2 April 2021

A question that I’m constantly getting asked is how I got started in interior design and how I shifted careers to become a designer. I think that this is a very popular question because everyone thinks that interior design is this fun, dream career that they want to get into – and don’t get me wrong, it definitely is! But, it’s a lot of work and isn’t just picking out what throw pillows look best for a living room.

Baand Castleridge 13

Photography by Molly Culver

Right out of college, I started working in the entertainment industry in Los Angeles, eventually moving back to Austin 7 years later with my husband and continuing to work in entertainment. Having a career in interior design never crossed my mind; I just thought of it as a hobby. On the weekends, I would help my friends and family decorate their homes. I kept having this recurring thought telling me to leave my day job and do something entrepreneurial, to show my young daughters that they can achieve anything that they put their minds to. I then came to realize that interior design was the perfect opportunity for me. 

Powder Room

Photography by Ryann Ford

I started going to night school at the Interior Design Institute, while still working in the entertainment industry. Between work and school, I began working on a business plan to launch my own design firm. Everything came together so fast – I was scared and nervous. It felt like a huge risk to leave my successful position in sales. Nonetheless, I was confident that I had an eye for design and understood how to manage a business (thanks to my past careers and education), so next thing I knew, BANDD DESIGN was launching with a few clients under my belt.

Bandd Julius 3

Photography by Molly Culver

What Was Helpful For Me In Getting My Business Going

Write a business plan. Create a roadmap for where you want to be in 3-5 years and how you want your business to function.

Hire a graphic designer to kick off your website, brand identity, and logo. Don’t waste your time trying to figure out this stuff and just focus on what you need to be doing. There are so many talented graphic designers who are experts at capturing your brand’s aesthetic and translating that on your platforms. This was an investment but it was 100% worth it. 

Don’t try to be a photographer, just hire a professional. Especially when you’re first starting off, get high resolution images for every project to build your portfolio – even if it’s photos of your own home!

Social media, duh! Of course I knew how important this would be, but as a one-woman company, I didn’t have the bandwidth to keep up with it as much as I needed to be. I hired an external marketing team to help me post and engage on Instagram and they were extremely helpful in getting me more followers and brand awareness.

SEO…I cannot stress this enough! Hiring someone to handle SEO for you is the best investment that you can make when launching your business. They know how to work with media algorithms so that your website/ company name comes up as a top result when someone is searching for design services.

Baand Leander 15

Photography by Molly Culver

Software That I Couldn’t Live Without

Quickbooks – First things first, you’re gonna need a bookkeeping software to track your billing, spending reports, and how much you’re making. 

Ivy/ HouzzPro – We’ve been using Ivy since the very beginning, which has now evolved into HouzzPro, with the same layout and information. This software is made for designers and allows you to do invoices, orders, room boards, and keep track of vendor, product, and client data. This is essentially the hub that we use all day, everyday for each project. 
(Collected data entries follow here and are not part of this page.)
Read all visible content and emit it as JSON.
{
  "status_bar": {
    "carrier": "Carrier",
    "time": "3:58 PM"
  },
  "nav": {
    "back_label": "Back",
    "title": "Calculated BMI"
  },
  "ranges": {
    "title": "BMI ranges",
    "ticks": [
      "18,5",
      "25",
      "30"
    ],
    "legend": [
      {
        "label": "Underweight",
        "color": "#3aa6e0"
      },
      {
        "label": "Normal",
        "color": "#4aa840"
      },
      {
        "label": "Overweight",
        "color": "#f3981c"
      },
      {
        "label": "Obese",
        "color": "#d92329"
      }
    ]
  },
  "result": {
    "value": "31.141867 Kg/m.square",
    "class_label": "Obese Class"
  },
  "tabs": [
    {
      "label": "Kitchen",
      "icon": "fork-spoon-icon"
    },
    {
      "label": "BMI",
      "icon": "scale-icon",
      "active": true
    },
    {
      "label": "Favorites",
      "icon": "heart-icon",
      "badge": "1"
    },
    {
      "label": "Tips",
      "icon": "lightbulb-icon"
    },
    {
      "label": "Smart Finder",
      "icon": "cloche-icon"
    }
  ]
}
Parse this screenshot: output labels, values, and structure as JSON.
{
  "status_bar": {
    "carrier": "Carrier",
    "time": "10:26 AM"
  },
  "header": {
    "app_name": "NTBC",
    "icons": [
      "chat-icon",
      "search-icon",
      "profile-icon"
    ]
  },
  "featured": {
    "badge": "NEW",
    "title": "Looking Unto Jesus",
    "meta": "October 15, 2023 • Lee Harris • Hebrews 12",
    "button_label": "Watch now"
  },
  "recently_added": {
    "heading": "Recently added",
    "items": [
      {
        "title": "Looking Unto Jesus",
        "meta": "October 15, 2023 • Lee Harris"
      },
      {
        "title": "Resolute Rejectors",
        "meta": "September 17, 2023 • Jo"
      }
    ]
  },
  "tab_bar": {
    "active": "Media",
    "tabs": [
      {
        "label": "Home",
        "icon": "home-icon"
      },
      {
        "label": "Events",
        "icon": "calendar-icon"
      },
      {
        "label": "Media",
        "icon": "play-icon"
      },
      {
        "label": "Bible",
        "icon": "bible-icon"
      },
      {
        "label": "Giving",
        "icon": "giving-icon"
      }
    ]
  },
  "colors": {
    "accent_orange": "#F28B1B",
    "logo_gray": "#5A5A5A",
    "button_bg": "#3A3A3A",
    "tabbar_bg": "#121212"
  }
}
Canva – This is a game changer for anyone in the design industry and it’s so intuitive to use! We use this for everything from designing mood boards, proposals, branded worksheets, and all kinds of social media posts. 

Airtable – I always say that Airtable is like Excel on crack. This is a cloud-based software so our team is able to collaborate on it, which makes life so much easier. We use this to keep track of orders, inventory, and also brainstorming. 

Sourcing Basics

Sourcing for products is a big topic to tackle, but you’ll get the hang of it over time with practice. Here’s the basics to help you get started doing the most important part of interior design – picking the perfect pieces! 

Baand Leander 10

Photography by Molly Culver

There’s a lot of learning and educating that you need to do about the general knowledge of furnishings and materials. For example, what materials a quality sofa is made out of, where it is made, and what vendors are making the best ones in the industry. 

Another important aspect of making selections as an interior designer is sourcing almost exclusively from trade-only vendors. These are vendors that are actually designing and producing furnishings, not just reselling them from large overseas factories like most retail shops do (sorry not sorry, but I’m talking West Elm, Crate and Barrel, all your usual favorites). Buying from trade-only vendors cuts out the middleman and saves you money on the overhead and markup prices. To find these types of vendors, you’ll have to research, research, research! Go on design market’s (such as High Point for example) websites and browse through vendor lists. Reach out to those vendors to create an account.

Baand Castleridge 21

Photography by Molly Culver

I hope my story and resources can help you find your way into the interior design world! Remember to always stay confident and keep learning everyday.